Bem melhor é o conto Procriar, Gerar, de Anthony Doerr, que parte de um tema comum — a dificuldade de um casal para ter filhos — para compor, com habilidade narrativa notável e de criação de imagem, um afresco sobre as aspirações e decepções humanas. Ou Mãe e Filho, de Akhil Sharma, que traça um retrato vívido de uma família de imigrados indianos, cujos percalços são vistos pela perspectiva de um menino. Ou ainda O Rei Está Acima do Povo, do peruano Daniel Alarcón, sobre o destino incerto das novas gerações em um país que, como muitos da América Latina, equilibra-se entre a democracia recente e a pobreza crônica.

LEGIÃO ESTRANGEIRA
Como Alarcón e Sharma, muitos autores nasceram ou foram criados em outros países: Olga Grushin e Gary Shteyngart (Rússia), Yiyun Li (China) e Rattawut Lapcharoensap (Tailândia). Gera-se, assim, um traço interessante, pois diversas histórias só abordam tangencialmente (ou nem isso) temas americanos. A de Olga Grushin (Exílio), por exemplo, fala de um emigrado russo na Paris dos anos 20, enquanto a excelente Manobristas, de Lapcharoensap, situa-se na Bangcoc atual. Mesmo as narrativas que se passam nos Estados Unidos tratam muitas vezes de suas minorias, como o texto de Iweala, ou o curioso Pessach em Nova Orleans, de Dara Horn, sobre o papel dos judeus na Guerra Civil norte-americana.
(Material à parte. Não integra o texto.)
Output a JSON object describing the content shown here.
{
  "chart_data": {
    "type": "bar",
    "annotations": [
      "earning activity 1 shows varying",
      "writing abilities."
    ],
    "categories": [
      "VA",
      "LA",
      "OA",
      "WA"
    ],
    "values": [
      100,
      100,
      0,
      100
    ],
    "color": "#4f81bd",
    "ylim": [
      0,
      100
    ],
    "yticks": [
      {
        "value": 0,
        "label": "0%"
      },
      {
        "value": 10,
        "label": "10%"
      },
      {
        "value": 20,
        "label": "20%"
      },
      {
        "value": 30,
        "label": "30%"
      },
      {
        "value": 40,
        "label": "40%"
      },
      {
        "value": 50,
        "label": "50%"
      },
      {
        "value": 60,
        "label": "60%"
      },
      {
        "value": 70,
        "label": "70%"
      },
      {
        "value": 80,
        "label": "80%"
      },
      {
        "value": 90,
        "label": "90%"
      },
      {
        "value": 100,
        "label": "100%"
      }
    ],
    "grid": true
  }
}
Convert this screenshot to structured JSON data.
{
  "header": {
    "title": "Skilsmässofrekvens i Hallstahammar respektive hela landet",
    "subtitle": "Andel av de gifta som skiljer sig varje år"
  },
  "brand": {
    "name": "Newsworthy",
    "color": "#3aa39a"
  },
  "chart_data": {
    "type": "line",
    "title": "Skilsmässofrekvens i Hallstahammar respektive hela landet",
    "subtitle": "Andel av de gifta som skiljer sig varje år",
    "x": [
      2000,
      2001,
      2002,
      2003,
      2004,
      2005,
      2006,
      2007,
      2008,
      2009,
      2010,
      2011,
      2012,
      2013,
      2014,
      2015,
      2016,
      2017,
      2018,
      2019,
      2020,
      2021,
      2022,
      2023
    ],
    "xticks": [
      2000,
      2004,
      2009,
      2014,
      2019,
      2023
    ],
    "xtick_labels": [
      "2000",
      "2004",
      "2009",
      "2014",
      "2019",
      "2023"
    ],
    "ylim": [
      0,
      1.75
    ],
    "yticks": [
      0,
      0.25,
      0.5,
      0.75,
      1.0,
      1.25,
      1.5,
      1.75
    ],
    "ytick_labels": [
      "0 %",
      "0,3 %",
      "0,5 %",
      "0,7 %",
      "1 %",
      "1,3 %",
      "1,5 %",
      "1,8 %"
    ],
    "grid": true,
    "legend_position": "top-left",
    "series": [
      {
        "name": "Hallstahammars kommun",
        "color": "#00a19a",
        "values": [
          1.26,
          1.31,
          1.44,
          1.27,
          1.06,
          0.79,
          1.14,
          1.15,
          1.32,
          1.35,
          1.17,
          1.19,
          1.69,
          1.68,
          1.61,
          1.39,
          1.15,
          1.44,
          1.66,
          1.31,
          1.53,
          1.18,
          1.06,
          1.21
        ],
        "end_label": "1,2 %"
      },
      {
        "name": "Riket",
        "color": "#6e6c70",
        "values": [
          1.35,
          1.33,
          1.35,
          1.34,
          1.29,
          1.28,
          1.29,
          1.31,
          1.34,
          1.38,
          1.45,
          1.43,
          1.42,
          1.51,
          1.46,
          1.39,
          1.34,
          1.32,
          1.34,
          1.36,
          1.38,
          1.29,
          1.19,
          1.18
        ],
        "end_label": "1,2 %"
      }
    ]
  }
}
Multiculturalismos à parte, pode-se dizer que se, cem anos atrás, os Estados Unidos precisavam deitar os olhos sobre o mundo (sobretudo a Europa) para produzir sua arte, agora é o mundo que pousa o olhar nos Estados Unidos. E o resultado artístico não deixa de ser, no geral, bastante promissor.